Washington: Senate Democrats on Wednesday largely embraced a compromise that dropped a "public option" from health care legislation, setting aside their concerns about aspects of the consensus plan in the hopes that the deal hatched by negotiators would serve as a rallying point in their push for the passage of reforms.
Industry groups representing doctors and hospitals attacked one of the alternatives in the deal, designed to take the place of a proposed government-run insurance programme, in the hours after Senate leaders announced it on Tuesday night.
They argued that a plan by liberal Democrats to allow uninsured individuals as young as 55 to buy into Medicare would be financially untenable and would jeopardise access to physician services for millions of Americans.

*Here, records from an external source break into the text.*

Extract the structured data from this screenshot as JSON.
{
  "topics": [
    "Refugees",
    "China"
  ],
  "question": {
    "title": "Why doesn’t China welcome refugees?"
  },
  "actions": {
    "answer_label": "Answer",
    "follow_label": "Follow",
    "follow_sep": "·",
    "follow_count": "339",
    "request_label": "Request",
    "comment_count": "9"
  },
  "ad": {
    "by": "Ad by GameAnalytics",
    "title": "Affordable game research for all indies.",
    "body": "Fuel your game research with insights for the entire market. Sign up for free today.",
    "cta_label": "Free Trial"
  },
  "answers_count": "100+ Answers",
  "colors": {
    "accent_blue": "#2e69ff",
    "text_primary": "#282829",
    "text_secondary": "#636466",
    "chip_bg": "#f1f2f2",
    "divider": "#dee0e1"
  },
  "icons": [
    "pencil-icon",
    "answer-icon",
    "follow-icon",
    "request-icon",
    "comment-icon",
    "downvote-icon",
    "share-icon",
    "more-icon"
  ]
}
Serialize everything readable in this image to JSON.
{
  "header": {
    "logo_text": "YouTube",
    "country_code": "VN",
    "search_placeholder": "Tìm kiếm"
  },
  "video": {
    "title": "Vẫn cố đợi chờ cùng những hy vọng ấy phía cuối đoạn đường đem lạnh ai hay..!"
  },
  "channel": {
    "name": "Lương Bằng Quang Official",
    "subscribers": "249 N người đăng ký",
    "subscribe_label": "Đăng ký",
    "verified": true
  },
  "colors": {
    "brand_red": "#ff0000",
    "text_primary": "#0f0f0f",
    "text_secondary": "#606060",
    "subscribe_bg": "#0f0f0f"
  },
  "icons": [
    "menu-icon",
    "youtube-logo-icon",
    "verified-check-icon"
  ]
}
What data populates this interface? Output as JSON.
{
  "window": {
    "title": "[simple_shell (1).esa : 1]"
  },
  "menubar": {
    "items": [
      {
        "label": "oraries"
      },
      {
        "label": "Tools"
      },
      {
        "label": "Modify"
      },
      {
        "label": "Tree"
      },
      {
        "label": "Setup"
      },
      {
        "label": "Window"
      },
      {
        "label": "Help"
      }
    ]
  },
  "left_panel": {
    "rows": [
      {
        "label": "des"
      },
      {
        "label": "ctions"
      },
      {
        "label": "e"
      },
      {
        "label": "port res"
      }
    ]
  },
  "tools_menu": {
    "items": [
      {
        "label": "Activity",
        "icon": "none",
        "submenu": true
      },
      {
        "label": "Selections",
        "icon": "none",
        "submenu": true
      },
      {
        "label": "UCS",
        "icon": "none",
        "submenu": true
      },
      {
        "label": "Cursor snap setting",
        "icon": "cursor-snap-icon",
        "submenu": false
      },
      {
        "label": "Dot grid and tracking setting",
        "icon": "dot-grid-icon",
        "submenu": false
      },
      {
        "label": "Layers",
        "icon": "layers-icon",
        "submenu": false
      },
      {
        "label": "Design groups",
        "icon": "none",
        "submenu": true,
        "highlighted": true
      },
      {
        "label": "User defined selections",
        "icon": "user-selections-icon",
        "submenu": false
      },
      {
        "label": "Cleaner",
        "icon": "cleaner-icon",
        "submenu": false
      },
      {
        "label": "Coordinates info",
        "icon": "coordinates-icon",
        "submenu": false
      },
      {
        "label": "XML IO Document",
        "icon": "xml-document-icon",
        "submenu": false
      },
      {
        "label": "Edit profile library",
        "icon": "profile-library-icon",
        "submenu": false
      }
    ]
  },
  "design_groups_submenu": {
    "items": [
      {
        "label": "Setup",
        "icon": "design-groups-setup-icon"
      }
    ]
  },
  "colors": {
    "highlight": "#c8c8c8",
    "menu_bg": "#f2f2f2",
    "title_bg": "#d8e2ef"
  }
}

But even Democrats who were not thrilled with the buy-in programme applauded the deal's central component: replacing the public option with two national private insurance policies under the oversight of the Office of Personnel Management, the agency that administers health benefits for federal employees.
Agreement
"If there's 60 senators who can reach agreement, I'm for it," said Finance Chairman Max Baucus, a chief sponsor of the Bill, who represents the kind of rural state that industry groups said would be harmed by a Medicare buy-in.
"Sometimes you've got to do a little bit on the liberal end and a little bit on the moderate end to reach agreement. And that's what's going on."
Earlier on Wednesday, President Barack Obama gave the compromise deal a major boost, praising Senate Democrats for producing "a creative new framework" to provide coverage to uninsured Americans without relying on a public option, an idea that has long divided Democrats and threatened final passage.
"I support this effort, especially since it's aimed at increasing choice and competition and lowering cost," Obama said at a health care event near the White House, where he was joined by a handful of Senate Democrats.
"So I want to thank all of you for sticking with it, for all those late nights, all the long weekends that you guys have put in. With so much at stake, this is well worth all of our efforts."